The increase in national unemployment claims prompts a closer look at components of the regional labor market. Continuing unemployment claims across Indiana have been dropping since June 26, when claims stood at 41,504. The most recent continuing claims level in Indiana now stands at 12,955, lower than continuing claims of 19,854 during the last week of February 2020. Indiana initial claims saw a spike in July, from 6,018 to 49,719. Some of this was attributed to manufacturing, with claims running about 3 times the level observed in prior weeks.
Closer to Southern Indiana, employment across the Louisville metro market has been steadily increasing since the first of the year, after mostly moving sideways during the last quarter of 2020 and into 2021. Employment is now about 20,000 under the early 2020 level. Unemployment across the metro area is now comparable to early 2020, just prior to the massive layoffs of the pandemic. While still down by approximately 20,000 from early 2020, the metro labor force has been on an upward trend since early 2021, increasing by roughly 7,000.

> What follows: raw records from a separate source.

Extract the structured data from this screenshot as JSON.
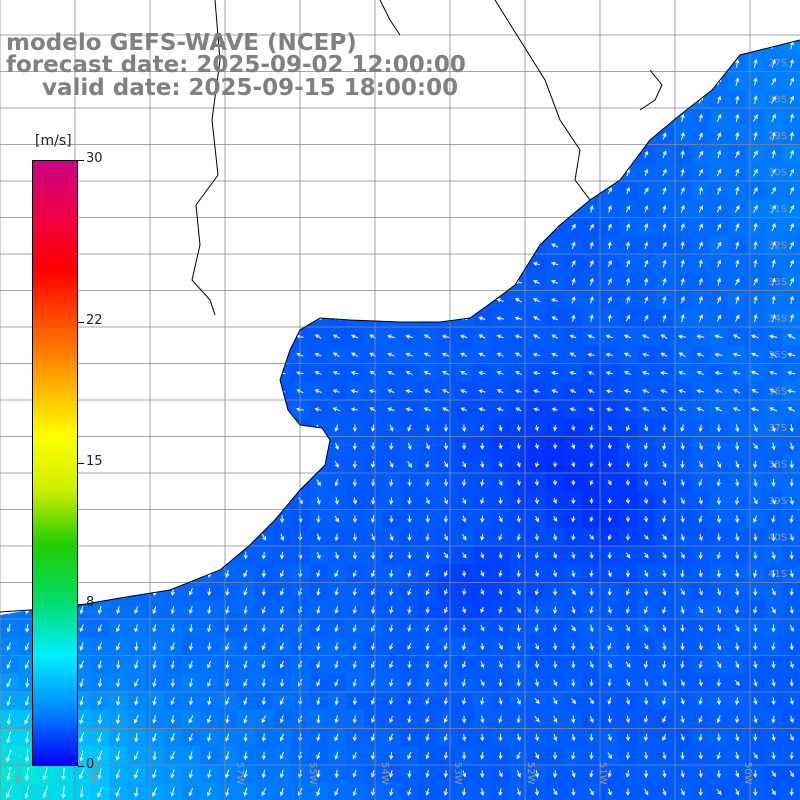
{
  "title": {
    "line1": "modelo GEFS-WAVE (NCEP)",
    "line2": "forecast date: 2025-09-02 12:00:00",
    "line3": "valid date: 2025-09-15 18:00:00"
  },
  "colorbar": {
    "unit": "[m/s]",
    "ticks": [
      "30",
      "22",
      "15",
      "8",
      "0"
    ],
    "tick_values": [
      30,
      22,
      15,
      8,
      0
    ],
    "range": [
      0,
      30
    ],
    "colors": [
      "#0000ff",
      "#0088ff",
      "#00eeff",
      "#00dd66",
      "#22cc00",
      "#ccee00",
      "#ffff00",
      "#ffaa00",
      "#ff5500",
      "#ff0000",
      "#ee0044",
      "#cc0088"
    ]
  },
  "grid_labels": {
    "longitude": [
      "60W",
      "58W",
      "57W",
      "55W",
      "54W",
      "53W",
      "52W",
      "51W",
      "50W"
    ],
    "latitude": [
      "27S",
      "28S",
      "29S",
      "30S",
      "31S",
      "32S",
      "33S",
      "34S",
      "35S",
      "36S",
      "37S",
      "38S",
      "39S",
      "40S",
      "41S"
    ]
  },
  "chart_data": {
    "type": "heatmap",
    "variable": "wind speed and direction",
    "unit": "m/s",
    "value_range": [
      0,
      30
    ],
    "dominant_speed_range": [
      0,
      10
    ]
  },
  "colors": {
    "land": "#ffffff",
    "coast": "#000000",
    "grid": "#888888",
    "title": "#808080"
  }
}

We get a glimpse of hiring by observing Burning Glass job postings data for Louisville Metro. Over the past 30 days, the number of job postings across the metro area is lower by about 2,000, compared to February 2020. Compared to a year ago, postings are running about the same. For the entire metro area, registered nurses consistently ranked first with respect to the number of job openings. This was true for both Southern Indiana and Louisville Metro in early 2020. During the depths of the pandemic, truck drivers surpassed registered nurses across Southern Indiana as well as laborers, freight, stock, and material movers. The most recent job postings data show that registered nurses hold the top spot again across Southern Indiana, with a noticeable decline in the number of truck driver postings. In fact, truck driver positions do not even rank in the top 10. Laborers, freight, stock and material movers have also declined, falling to 5th. Holding three of the top five positions include customer service representatives, retail salespersons, and first line supervisors of retail salespersons. Except for the decline in truck driver positions, the most recent job openings picture is more comparable to the job market that existed prior to the pandemic. One interpretation of this is that hiring is beginning to normalize with respect to the types of positions in demand.
With some progress in labor force growth, employment is expected to continue the upswing. Since the start of the year, Louisville Metro has added about 9,000 jobs. This number should begin to accelerate in the 2nd half of the year, especially if labor force growth is sustained.